Durante o passo, o peso do cavalo é alternadamente deslocado de um membro a outro. A cabeça acompanha estes deslocamentos, sendo erguida
e baixada, aumentando ou reduzindo o comprimento do pescoço e auxiliando
o cavalo na manutenção de seu equilíbrio. Analogamente, balançamos
nossos braços quando caminhamos ou corremos, na busca do equilíbrio de
nosso corpo, para que permaneça retilíneo. Assim, a cabeça do cavalo
baixa a cada contato de um casco anterior, e a anca baixa a cada contado
de um casco posterior. Através deste ritmo, o centro de gravidade da massa corpórea do cavalo é balanceado, compensando o maior peso que
incide sobre membros anteriores, devido à cabeça e pescoço.
Ao passo, as reações sentidas pelo cavaleiro são suaves, em virtude da baixa velocidade dos deslocamentos, e porque o centro de
gravidade da massa corpórea desloca-se muito pouco, particularmente no
sentido vertical.
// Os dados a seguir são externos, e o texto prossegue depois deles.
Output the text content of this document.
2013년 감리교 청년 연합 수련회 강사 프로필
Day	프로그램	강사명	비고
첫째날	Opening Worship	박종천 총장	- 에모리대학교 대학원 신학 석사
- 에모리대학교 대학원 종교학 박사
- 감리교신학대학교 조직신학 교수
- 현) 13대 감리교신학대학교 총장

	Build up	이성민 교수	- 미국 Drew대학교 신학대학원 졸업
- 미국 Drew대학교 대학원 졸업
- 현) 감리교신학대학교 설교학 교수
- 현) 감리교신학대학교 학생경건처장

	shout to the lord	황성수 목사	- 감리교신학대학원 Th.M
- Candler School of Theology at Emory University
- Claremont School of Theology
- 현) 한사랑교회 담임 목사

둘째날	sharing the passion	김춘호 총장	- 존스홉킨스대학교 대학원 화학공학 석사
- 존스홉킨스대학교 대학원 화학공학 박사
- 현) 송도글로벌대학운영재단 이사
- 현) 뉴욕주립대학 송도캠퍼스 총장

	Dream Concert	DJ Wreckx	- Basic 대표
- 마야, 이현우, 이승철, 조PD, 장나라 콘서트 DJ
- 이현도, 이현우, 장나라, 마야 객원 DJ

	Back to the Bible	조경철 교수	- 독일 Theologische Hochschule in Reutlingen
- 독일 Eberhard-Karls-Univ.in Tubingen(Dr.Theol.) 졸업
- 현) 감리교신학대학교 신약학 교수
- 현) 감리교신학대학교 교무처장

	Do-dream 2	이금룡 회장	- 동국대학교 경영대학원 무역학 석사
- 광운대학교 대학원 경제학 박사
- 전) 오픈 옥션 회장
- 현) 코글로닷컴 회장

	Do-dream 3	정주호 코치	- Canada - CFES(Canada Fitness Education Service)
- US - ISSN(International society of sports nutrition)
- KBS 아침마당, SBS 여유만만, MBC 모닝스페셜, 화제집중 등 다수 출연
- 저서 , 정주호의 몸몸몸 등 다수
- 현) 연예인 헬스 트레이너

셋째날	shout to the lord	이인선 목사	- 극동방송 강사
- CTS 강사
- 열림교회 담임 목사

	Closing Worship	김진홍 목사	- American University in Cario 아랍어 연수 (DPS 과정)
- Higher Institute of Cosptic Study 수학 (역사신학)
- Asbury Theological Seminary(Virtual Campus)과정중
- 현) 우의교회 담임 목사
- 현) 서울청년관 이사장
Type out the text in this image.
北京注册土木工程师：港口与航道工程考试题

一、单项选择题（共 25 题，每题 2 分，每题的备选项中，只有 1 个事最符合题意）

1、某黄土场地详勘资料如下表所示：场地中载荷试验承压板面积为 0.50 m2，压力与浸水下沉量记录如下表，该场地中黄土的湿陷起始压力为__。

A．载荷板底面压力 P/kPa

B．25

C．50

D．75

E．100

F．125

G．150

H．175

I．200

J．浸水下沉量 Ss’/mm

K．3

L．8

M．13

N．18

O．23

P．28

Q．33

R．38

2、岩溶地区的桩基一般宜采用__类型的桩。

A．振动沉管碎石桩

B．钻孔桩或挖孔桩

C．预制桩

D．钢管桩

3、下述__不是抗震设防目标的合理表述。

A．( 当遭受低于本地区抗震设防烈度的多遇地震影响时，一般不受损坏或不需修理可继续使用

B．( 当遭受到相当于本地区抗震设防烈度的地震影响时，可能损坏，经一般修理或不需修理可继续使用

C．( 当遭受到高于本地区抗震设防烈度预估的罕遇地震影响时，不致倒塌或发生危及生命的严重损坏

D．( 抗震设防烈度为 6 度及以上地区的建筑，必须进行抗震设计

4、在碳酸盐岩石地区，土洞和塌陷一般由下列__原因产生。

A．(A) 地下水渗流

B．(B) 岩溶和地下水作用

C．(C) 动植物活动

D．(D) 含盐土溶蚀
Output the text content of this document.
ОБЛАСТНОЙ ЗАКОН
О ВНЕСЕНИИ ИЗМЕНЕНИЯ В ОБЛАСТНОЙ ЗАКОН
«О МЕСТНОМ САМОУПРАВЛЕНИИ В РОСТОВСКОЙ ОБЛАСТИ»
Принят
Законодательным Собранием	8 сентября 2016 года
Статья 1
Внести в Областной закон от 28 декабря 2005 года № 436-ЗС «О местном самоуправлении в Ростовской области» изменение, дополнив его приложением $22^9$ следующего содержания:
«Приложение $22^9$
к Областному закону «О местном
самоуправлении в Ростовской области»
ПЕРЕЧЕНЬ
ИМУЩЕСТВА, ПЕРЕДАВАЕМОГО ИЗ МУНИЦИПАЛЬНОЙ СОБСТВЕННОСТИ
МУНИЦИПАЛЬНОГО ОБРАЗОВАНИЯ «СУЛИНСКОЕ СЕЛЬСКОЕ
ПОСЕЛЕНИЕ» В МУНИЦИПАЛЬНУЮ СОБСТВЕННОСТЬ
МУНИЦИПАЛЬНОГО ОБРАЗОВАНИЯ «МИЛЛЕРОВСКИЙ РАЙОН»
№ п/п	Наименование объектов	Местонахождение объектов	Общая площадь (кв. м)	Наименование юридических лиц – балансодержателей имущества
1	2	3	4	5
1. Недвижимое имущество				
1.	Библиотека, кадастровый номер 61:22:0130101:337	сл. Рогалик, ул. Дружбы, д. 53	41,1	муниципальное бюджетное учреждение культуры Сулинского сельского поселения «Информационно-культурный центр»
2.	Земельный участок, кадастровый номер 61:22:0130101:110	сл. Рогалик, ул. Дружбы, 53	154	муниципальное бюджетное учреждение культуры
O deslocamento é, basicamente, no sentido longitudinal. Como regra geral, o comprimento da passada é equivalente
ao comprimento do corpo do cavalo, resultando em uma velocidade média de
5 a 6 km Existem quatro modalidades de passo, a saber: passo livre, passo alongado, passo médio, passo reunido.
GALOPE
O galope é um andamento executado em três ou quatro tempos desiguais. A primeira variação é mais comumente executada pelo cavalo.
Quando em quatro tempos, o galope é mais cansativo para o animal, sendo
de extrema velocidade, como resultado de uma dissociação do bípede diagonal que estava associado no seu apoio. As fases do galope em três
tempos são seis, como mostra a figura 4. O cavalo pode galopar na mão
direita ou na esquerda. No primeiro caso, o ultimo membro a tocar o solo
antes do período de suspensão é o anterior esquerdo.
O galope é um andamento assimétrico, muito basculado, porém com certa suavidade para o cavaleiro/amazonas, porque os cascos tocam o solo
com uma certa inclinação, amenizando os choques. No galope, as passadas
são as mais longas, com uma média de 3,70m.
No galope convencional, de três tempos, mais lento, o cavalo mantém cabeça mais erguida, pescoço mais flexionado e o peso é lançado
mais sobre os membros posteriores. A agilidade na troca de direção é
mais facilitada. Tanto membros posteriores quanto membros anteriores exercem maior força de impulsão, em relação aos demais andamentos. As
modalidades de galope são o galope médio, galope reunido, galope de
trabalho, galope alongado, galope de corrida.